An investigation of battery storage operating strategies in the context of smart cities

The ongoing urbanization and decarbonization require deployment of energy storage in the urban energy system to integrate large-scale variable renewable energy (VRE) into the power grids. The cost reductions of batteries enable private entities to invest energy storage for energy management whose operating strategy may differ from traditional storage facilities. This study aims to investigate the impacts of energy storage on the power system with different operation strategies. Two strategies are modeled through a simulation-based regional economic power dispatch model. The profit-oriented strategy denotes the storage system operated by private entities for price arbitrage, and the nonprofit-oriented strategy denotes the storage system dispatched by an independent system operator (ISO) for the whole power system optimization. A case study of Jiangsu, China is conducted. The results show that the profit-oriented strategy only has a very limited impact on the cost reductions of power system and may even increase the cost for consumers. While nonprofit-oriented energy storage performs a positive effect on the system cost reduction. CO₂ emission reduction can only be achieved under a high VRE scenario for energy storage. Integrating energy storage into the power system may increase CO₂ emissions in the near term. In addition, the peak-valley spread is crucial to trigger operations of profit-oriented energy storage, and the profitability of energy storage operator is observed to be decreasing with the total storage capacity. This study provides new insights for the energy management in the smart city, and the modeling framework can be applied to regions with different resource endowments.

The authors characterize two battery storage operating strategies of profit- and nonprofit-oriented by adopting a simulation-based economic dispatch model. A simulation from 36 years of hourly weather data of wind and solar output from case study of Jiangsu, China is conducted.
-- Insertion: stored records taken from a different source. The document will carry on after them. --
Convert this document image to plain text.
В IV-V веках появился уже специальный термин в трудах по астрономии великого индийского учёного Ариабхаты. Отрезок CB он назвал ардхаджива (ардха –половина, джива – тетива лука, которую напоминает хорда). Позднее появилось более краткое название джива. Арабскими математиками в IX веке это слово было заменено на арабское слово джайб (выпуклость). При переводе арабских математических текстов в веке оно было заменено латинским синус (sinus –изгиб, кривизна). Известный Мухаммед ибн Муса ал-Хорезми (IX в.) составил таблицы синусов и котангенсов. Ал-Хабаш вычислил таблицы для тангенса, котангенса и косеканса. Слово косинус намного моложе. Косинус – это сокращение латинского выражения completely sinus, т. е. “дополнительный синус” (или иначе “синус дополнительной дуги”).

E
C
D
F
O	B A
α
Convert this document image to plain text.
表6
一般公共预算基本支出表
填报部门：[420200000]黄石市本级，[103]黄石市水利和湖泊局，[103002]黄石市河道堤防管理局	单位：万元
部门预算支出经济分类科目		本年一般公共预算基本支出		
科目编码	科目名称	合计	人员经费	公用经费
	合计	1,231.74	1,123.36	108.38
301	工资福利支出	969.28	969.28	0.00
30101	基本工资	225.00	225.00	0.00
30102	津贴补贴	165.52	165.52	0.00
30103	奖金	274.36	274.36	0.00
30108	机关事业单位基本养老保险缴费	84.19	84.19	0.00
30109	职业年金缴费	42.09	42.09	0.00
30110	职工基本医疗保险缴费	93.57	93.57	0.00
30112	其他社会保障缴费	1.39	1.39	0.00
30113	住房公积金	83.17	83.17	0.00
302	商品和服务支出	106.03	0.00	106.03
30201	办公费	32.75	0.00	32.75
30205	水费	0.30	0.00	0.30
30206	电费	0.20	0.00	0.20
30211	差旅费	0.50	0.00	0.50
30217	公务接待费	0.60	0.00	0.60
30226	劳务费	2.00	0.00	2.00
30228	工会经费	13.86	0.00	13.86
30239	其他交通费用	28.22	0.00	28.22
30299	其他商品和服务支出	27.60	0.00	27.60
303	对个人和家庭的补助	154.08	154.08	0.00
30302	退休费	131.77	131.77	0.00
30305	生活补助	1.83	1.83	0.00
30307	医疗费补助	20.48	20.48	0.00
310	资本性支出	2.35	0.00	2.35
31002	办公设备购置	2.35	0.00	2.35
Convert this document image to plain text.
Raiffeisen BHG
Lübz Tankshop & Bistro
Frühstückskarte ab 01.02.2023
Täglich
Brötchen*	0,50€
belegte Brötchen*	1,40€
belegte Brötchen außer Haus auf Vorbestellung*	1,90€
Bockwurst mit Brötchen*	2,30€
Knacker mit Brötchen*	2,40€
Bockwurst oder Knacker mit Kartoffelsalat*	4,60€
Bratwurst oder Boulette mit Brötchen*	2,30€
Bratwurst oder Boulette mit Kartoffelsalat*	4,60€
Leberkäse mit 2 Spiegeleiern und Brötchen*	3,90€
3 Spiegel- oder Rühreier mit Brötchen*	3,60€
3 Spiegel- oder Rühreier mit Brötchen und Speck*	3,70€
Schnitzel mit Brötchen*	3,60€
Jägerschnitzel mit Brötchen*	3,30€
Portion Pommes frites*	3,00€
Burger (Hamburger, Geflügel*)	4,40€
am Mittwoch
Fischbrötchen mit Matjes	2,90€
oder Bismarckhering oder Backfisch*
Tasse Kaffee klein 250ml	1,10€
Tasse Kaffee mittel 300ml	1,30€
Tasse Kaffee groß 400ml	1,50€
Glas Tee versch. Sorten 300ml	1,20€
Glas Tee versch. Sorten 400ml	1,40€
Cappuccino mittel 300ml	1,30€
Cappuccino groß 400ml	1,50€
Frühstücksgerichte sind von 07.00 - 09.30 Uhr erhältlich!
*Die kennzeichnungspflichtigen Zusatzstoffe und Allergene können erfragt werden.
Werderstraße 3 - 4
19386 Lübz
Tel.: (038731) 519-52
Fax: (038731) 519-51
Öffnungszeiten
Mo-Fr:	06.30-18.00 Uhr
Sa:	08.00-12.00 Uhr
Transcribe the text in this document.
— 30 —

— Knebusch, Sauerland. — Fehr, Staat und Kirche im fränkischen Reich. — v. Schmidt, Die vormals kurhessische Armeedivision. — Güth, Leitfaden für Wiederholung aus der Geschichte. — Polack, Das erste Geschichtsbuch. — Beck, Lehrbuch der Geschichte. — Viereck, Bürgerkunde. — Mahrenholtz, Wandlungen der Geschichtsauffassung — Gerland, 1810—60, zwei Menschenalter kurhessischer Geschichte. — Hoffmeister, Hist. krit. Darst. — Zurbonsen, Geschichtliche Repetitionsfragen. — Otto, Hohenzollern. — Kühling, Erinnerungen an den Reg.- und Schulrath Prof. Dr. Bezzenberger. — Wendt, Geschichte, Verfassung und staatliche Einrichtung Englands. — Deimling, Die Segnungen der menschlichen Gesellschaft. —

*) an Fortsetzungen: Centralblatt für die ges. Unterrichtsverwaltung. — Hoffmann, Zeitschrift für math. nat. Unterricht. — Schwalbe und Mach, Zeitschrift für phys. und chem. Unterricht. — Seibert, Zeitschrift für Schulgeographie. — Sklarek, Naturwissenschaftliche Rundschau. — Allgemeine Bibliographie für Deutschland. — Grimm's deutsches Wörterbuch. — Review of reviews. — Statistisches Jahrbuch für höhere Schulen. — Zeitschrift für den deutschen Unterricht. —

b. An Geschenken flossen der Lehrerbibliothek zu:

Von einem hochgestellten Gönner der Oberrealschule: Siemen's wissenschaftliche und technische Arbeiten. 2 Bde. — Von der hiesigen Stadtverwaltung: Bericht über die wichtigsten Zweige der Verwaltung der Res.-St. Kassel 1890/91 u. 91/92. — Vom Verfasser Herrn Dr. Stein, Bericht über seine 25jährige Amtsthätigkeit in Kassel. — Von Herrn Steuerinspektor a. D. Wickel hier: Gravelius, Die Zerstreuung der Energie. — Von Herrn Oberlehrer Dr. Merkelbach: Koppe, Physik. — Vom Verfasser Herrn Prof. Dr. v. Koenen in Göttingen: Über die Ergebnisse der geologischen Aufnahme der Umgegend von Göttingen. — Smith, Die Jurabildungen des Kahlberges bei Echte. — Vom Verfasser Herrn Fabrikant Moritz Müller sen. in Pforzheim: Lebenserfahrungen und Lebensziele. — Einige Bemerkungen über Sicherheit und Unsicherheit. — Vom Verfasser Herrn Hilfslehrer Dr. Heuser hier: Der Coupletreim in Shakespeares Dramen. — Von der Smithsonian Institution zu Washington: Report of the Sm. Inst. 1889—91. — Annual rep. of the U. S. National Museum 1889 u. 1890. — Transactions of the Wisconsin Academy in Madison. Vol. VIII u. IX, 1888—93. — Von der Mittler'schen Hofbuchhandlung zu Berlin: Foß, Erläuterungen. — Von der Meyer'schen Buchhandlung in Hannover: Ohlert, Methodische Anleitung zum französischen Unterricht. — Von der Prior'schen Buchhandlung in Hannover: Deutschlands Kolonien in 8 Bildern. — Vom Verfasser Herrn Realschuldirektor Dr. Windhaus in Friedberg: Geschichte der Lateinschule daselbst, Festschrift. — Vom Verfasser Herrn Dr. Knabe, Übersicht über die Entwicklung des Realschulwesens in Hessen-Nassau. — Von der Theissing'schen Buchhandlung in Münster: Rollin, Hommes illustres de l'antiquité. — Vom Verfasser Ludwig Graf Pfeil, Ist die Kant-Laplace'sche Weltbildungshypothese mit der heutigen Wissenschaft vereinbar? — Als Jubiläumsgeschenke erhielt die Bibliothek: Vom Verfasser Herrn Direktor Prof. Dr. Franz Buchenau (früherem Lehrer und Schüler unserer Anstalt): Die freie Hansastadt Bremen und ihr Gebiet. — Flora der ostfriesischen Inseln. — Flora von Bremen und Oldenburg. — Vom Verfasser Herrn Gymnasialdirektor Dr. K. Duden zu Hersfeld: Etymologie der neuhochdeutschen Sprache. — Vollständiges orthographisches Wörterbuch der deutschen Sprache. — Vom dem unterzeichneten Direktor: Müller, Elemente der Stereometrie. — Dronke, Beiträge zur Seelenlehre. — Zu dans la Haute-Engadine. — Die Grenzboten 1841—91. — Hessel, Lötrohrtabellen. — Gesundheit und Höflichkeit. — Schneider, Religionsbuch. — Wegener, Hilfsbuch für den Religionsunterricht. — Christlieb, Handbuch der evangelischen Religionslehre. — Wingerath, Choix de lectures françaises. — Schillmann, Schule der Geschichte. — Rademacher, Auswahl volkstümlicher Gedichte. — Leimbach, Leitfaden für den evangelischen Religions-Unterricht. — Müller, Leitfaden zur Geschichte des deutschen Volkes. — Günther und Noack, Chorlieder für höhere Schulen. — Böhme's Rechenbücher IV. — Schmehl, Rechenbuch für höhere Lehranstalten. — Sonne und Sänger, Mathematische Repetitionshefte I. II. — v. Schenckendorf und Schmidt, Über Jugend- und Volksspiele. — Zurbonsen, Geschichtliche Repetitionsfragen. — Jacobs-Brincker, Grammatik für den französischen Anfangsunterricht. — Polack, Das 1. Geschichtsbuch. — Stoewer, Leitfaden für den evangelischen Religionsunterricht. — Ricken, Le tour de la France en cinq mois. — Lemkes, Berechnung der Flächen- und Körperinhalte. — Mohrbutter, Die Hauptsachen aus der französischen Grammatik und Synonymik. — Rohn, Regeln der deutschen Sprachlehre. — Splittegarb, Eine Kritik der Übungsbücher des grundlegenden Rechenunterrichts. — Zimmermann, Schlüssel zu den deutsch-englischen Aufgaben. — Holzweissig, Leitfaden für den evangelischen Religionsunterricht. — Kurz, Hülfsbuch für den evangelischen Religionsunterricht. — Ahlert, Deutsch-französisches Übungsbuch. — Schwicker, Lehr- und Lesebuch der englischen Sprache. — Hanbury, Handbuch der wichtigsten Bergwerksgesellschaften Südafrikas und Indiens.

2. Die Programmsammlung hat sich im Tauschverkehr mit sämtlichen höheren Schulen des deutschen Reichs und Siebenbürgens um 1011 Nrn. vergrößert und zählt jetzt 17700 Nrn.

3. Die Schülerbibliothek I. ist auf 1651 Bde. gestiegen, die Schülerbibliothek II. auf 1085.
The results show that the profit-oriented strategy only has a very limited impact on the cost reductions of power system and may even increase the cost for consumers. While nonprofit-oriented energy storage performs a positive effect on the system cost reduction. CO₂ emission reduction can only be achieved under high VRE scenario for energy storage. Integrating energy storage into the power system may increase CO₂ emissions in the near term. In addition, the peak-valley spread is crucial to trigger operations of profit-oriented energy storage, and the profitability of energy storage operator is observed to be decreasing with the total storage capacity.

This study provides new insights for the energy management in the smart city, and the modeling framework can be applied to regions with different resource endowments.